Monday, May 5, 2014

Black people and crowdfunding...

We note with interest recent comments published in Time Magazine and written by Princeton University freshman Tal Fortgang. Mr. Fortgang apparently feels compelled to not apologize for something I don't recall anyone asking him to apologize for, being born white and male at a time when it pays to be both in the richest country on earth. (For an interesting take on Mr. Fortgang, take a look at Slate Magazine's response.) This follows similar statements made by Donald Sterling and Clive (not Al) Bundy, Mr. Bundy seen here with a Clarence Thomas look alike.

Mr. Fortgang believe that his 2 or 3 years of success are due to the investments his parents made in his education. On this, he is partially right. The problem is that investments do not matter, since returns from investments for certain people have been purposefully limited. The fact that he does not recognize this makes him arrogant, selfish and stupid.

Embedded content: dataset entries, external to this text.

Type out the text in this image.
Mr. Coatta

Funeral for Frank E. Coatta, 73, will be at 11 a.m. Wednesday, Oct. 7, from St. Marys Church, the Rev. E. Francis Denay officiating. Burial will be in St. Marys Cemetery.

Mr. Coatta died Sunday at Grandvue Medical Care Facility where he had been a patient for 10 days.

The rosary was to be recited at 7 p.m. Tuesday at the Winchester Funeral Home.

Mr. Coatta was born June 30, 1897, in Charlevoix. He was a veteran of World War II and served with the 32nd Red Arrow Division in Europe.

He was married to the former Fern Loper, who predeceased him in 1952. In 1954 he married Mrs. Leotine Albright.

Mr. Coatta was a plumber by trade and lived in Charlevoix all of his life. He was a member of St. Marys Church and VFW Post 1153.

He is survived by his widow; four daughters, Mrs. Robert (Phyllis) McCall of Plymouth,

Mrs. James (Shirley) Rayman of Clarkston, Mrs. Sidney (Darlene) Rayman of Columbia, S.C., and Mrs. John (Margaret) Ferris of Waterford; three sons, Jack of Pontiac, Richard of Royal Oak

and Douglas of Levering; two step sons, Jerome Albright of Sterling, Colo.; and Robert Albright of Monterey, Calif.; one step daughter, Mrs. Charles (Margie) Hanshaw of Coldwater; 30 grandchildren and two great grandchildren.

Mr. Fortgang's attitude is only possible with a surplus of wealth, not talent. This long term, inter-generational wealth is the privilege to which Mr. Fortgang refers and the benefit of which, apparently, he is unaware. This lack of knowledge insulates him from the real world. This insulation is problematic, however, because the world is moving to be both more competitive and more diverse. Anything that does not synch to the real world is eventually going to cause trouble, like a building out of compliance with not just building codes, but the laws of physics. It will fall down. 

One key issue for Messrs Fortgang, Sterling and (not Al) Bundy is that everyone, I mean globally everyone, is literate now. Add to this the fact that history shows that some people have more to answer for than others (in terms of bad behavior), and this gives rise to fear and massive insecurity, particularly ironic in the face of the wealth surplus I mentioned. (And, by the way, siding with extremists will not save you.)

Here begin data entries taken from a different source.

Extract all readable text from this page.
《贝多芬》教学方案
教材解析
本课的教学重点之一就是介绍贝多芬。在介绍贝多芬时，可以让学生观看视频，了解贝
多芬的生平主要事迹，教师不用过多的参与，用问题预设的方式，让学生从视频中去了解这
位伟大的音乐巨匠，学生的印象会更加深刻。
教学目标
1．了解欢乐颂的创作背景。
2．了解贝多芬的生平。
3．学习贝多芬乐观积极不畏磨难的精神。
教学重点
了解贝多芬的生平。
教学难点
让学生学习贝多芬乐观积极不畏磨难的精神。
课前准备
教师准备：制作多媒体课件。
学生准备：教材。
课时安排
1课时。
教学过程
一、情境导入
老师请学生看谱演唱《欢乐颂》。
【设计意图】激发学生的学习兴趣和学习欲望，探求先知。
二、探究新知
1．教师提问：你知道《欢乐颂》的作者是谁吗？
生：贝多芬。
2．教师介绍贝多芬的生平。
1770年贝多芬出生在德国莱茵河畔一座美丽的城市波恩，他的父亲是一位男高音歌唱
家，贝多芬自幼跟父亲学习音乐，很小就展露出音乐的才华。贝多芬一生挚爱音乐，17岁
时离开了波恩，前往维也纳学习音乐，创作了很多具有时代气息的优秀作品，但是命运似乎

This links to crowdfunding in several ways. First, crowdfunding will eventually reveal the talent that lies outside the privileged groups, like the laws of physics will eventually reveal the flaws in that building I mentioned earlier. This will generate good business ideas and good businesses. Secondly, the control mechanism aspects of the capital allocation process which gives rise to most of the privilege Mr. Fortgang refuses to apologize for, are removed by crowdfunding. Just as with voter registration rules, the only way for privileged groups to control the political sphere now (with literary and diversity both growing rapidly) is to limit access to the ballot, but the only way to do this in a democracy is unethical. This syncs into and adds one more incident to the list of things Mr. Fortgang will not apologize for.

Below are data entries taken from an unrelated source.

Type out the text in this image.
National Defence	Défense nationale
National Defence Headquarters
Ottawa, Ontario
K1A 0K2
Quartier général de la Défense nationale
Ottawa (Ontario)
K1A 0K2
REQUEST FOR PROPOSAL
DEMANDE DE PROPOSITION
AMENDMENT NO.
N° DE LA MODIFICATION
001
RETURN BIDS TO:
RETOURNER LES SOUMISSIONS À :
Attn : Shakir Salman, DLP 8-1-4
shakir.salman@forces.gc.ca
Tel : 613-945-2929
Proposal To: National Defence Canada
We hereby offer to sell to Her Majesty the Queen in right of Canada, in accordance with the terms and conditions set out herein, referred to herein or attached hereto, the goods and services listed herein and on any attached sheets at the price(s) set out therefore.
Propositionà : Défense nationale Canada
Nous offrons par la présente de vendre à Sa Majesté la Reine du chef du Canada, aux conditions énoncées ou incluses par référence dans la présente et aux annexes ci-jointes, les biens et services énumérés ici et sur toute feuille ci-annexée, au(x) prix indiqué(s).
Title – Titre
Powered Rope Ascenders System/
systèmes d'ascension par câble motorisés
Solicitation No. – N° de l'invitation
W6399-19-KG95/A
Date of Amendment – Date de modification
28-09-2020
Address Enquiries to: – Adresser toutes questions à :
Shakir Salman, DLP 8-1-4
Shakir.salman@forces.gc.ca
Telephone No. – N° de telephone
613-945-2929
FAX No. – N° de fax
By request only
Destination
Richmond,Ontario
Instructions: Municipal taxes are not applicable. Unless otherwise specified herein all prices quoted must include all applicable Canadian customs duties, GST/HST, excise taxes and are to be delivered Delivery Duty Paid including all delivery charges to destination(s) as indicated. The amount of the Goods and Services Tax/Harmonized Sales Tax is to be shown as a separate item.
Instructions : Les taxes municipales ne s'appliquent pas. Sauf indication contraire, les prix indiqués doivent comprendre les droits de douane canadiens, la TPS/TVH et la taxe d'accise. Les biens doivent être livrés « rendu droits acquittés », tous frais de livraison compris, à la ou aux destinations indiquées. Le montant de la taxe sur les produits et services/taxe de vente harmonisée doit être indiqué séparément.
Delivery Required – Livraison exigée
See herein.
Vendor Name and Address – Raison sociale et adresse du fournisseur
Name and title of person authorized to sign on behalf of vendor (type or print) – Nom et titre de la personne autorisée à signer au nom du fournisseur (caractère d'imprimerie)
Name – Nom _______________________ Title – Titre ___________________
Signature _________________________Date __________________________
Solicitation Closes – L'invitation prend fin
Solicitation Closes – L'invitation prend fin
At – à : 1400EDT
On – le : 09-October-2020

Messrs Fortgang, Sterling and Bundy are proof that that years of active discrimination have damaged perceptions. These perceptions limit the ability of Black people in the US (and worldwide) to obtain business financing. 

The bottom line is this: crowdfunding works to make the country better, fairer, to unleash suppressed creativity, to allow people to earn for themselves. Crowdfunding will facilitate the realization of this potential.